Now, $\cos 1 < 1$ and $1 + \tan 3 < 1$ , hence, ${\log _{\cos 1}}\left( {1 + \tan 3} \right) > 0$ .
Now, consider the function, ${\log _{\tan {{15}^o}}}\left( {2\sin {{18}^o}} \right)$ , we know, $\sin {18^o} < \sin {30^o}$ , which means, $\sin {18^o} < \dfrac{1}{2}$ i.e., $2\sin {18^o} < 1$ .
And, we know, $\tan {15^o} < \tan {45^o}$ , which gives, $\tan {15^o} < 1$ . Now, $2\sin {18^o} < 1$ and $\tan {15^o} < 1$ , so, ${\log _{\tan {{15}^o}}}\left( {2\sin {{18}^o}} \right) > 0$ .
Now, at last, consider the function, ${\log _{{{\log }_{10}}5}}\left( {\cos \theta + \sec \theta } \right)$ , we know, ${\log _{10}}5 < {\log _{10}}10$ i.e., ${\log _{10}}5 < 1$ .
And, we know, the Arithmetic mean is always greater than the geometric mean, therefore, $\dfrac{{\left( {\cos \theta + \sec \theta } \right)}}{2} > {\left( {\cos \theta \cdot \sec \theta } \right)^{\dfrac{1}{2}}}$ , which gives, $\cos \theta + \sec \theta > 2 > 1$ .

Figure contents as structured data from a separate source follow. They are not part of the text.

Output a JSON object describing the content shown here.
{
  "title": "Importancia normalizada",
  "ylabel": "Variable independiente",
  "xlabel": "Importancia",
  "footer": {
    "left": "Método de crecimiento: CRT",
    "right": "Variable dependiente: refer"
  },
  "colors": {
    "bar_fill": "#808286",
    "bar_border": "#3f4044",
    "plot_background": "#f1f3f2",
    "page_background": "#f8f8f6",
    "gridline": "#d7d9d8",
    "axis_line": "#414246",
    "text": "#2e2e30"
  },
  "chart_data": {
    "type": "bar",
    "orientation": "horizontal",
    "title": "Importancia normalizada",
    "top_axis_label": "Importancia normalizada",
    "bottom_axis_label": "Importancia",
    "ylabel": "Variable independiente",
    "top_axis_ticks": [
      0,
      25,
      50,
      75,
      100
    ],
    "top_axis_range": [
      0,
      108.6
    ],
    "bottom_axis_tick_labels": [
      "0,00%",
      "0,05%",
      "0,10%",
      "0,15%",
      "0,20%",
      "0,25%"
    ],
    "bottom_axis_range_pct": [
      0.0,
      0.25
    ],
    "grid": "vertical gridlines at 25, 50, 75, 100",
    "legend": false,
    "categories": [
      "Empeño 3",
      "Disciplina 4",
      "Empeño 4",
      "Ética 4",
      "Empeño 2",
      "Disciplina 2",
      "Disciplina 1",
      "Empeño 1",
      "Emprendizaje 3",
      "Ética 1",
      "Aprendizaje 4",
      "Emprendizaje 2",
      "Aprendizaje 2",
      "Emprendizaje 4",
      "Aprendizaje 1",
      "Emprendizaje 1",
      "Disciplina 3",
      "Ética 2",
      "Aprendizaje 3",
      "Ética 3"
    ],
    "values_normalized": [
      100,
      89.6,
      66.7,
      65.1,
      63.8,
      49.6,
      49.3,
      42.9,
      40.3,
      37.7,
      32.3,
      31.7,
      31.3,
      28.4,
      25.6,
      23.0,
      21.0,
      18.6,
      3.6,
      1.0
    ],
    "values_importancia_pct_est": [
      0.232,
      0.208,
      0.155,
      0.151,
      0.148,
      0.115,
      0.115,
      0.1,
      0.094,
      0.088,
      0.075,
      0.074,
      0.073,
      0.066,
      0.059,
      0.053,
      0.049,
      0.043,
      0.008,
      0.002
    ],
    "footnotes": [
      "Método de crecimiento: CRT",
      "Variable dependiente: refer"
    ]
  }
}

Now, ${\log _{10}}5 < 1$ and $\cos \theta + \sec \theta > 2 > 1$ , hence, ${\log _{{{\log }_{10}}5}}\left( {\cos \theta + \sec \theta } \right) < 0$ .
Thus, ${\log _{\tan {{15}^o}}}\left( {2\sin {{18}^o}} \right)$ and ${\log _{\cos 1}}\left( {1 + \tan 3} \right)$ are positive.

Therefore, the correct option is B and C

Note: We know that, $\sec \theta $ is reciprocal of $\cos \theta $ .
“Arithmetic mean is always greater than the geometric mean” is true for every function or equation.
For checking, if a logarithmic function is positive or negative, we have to check if $a$ and $x$ are greater than or less than $1$ , if the sign of $a$ and $x$ are same i.e., either both greater than $1$ or both less than $1$, then, the logarithmic function is positive, and if the sign of $a$ and $x$ are not same, i.e., one is greater than $1$ and other is less than $1$, then the logarithmic function is negative.